D’après lui, les infections fongiques qui causent des allergies respiratoires et des chocs septiques sont aussi associées à un risque plus important de développer une démence ultérieurement. D’où la question : les champignons Candida albicans peuvent-ils pénétrer dans le cerveau ? Normalement cet organe est protégé par ce qu’on appelle la barrière hémato-encéphalique : les cellules des vaisseaux sanguins sont particulièrement resserrées dans cette zone pour éviter les « fuites » de pathogènes et de molécules toxiques dans le cerveau.

Ce que montre l’étude

Dans cette étude parue dans la revue Nature Communications, les chercheurs ont créé un modèle murin pour l’étude des candidoses. Chez la souris, les infections graves à Candida sont mortelles. Mais les scientifiques voulaient induire une infection plus faible et transitoire. Après avoir testé différentes quantités de champignons, ils ont choisi d’utiliser une dose de 25 000 levures, qu’ils ont  injectée dans le sang des souris.

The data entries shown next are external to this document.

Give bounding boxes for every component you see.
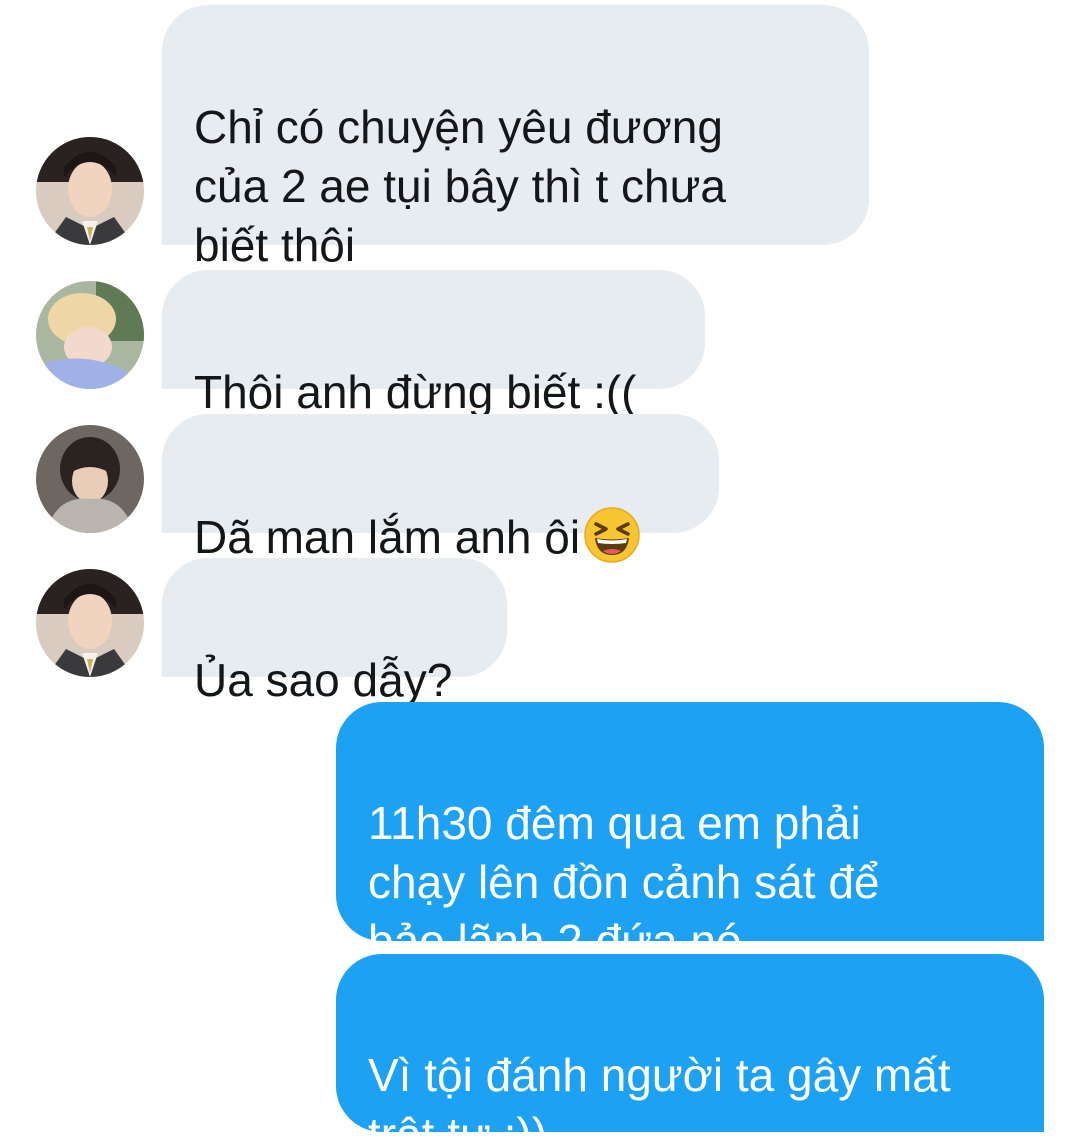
incoming-message-bubble[interactable]: Thôi anh đừng biết :(( — [162, 270, 705, 418]
outgoing-message-bubble[interactable]: 11h30 đêm qua em phải chạy lên đồn cảnh … — [336, 702, 1044, 967]
message-text: Vì tội đánh người ta gây mất trật tự :)) — [368, 1049, 951, 1138]
incoming-message-bubble[interactable]: Ủa sao dẫy? — [162, 558, 507, 706]
message-text: Chỉ có chuyện yêu đương của 2 ae tụi bây… — [194, 101, 727, 271]
message-text: Thôi anh đừng biết :(( — [194, 366, 637, 418]
grinning-squinting-face-emoji — [584, 507, 640, 577]
avatar[interactable] — [36, 569, 144, 677]
incoming-message-bubble[interactable]: Chỉ có chuyện yêu đương của 2 ae tụi bây… — [162, 5, 869, 271]
message-text: 11h30 đêm qua em phải chạy lên đồn cảnh … — [368, 797, 880, 967]
avatar[interactable] — [36, 425, 144, 533]
outgoing-message-bubble[interactable]: Vì tội đánh người ta gây mất trật tự :)) — [336, 954, 1044, 1138]
avatar[interactable] — [36, 137, 144, 245]
message-text: Ủa sao dẫy? — [194, 654, 453, 706]
message-text: Dã man lắm anh ôi — [194, 511, 581, 563]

Résultat : les micro-organismes traversaient la barrière hémato-encéphalique. De plus, les levures ont déclenché l’activité de la microglie, un type de cellules immunitaires présentes dans le cerveau. Les cellules microgliales se sont mises à « manger » les levures, et à produire des molécules induisant une réponse inflammatoire. Les levures étaient capturées dans une sorte de structure granulaires que les scientifiques ont appelée “granulome glial induit par un champignon”.

Les chercheurs ont fait passer aux animaux des tests pour évaluer leur mémoire : les souris infectées présentaient des troubles dans leur mémoire spatiale, mais ont retrouvé toutes leurs fonctions quand l’infection est passée. Il fallait 10 jours pour que les souris guérissent de la candidose, mais la microglie restait active  et les granulomes présents plus longtemps, environ 21 jours.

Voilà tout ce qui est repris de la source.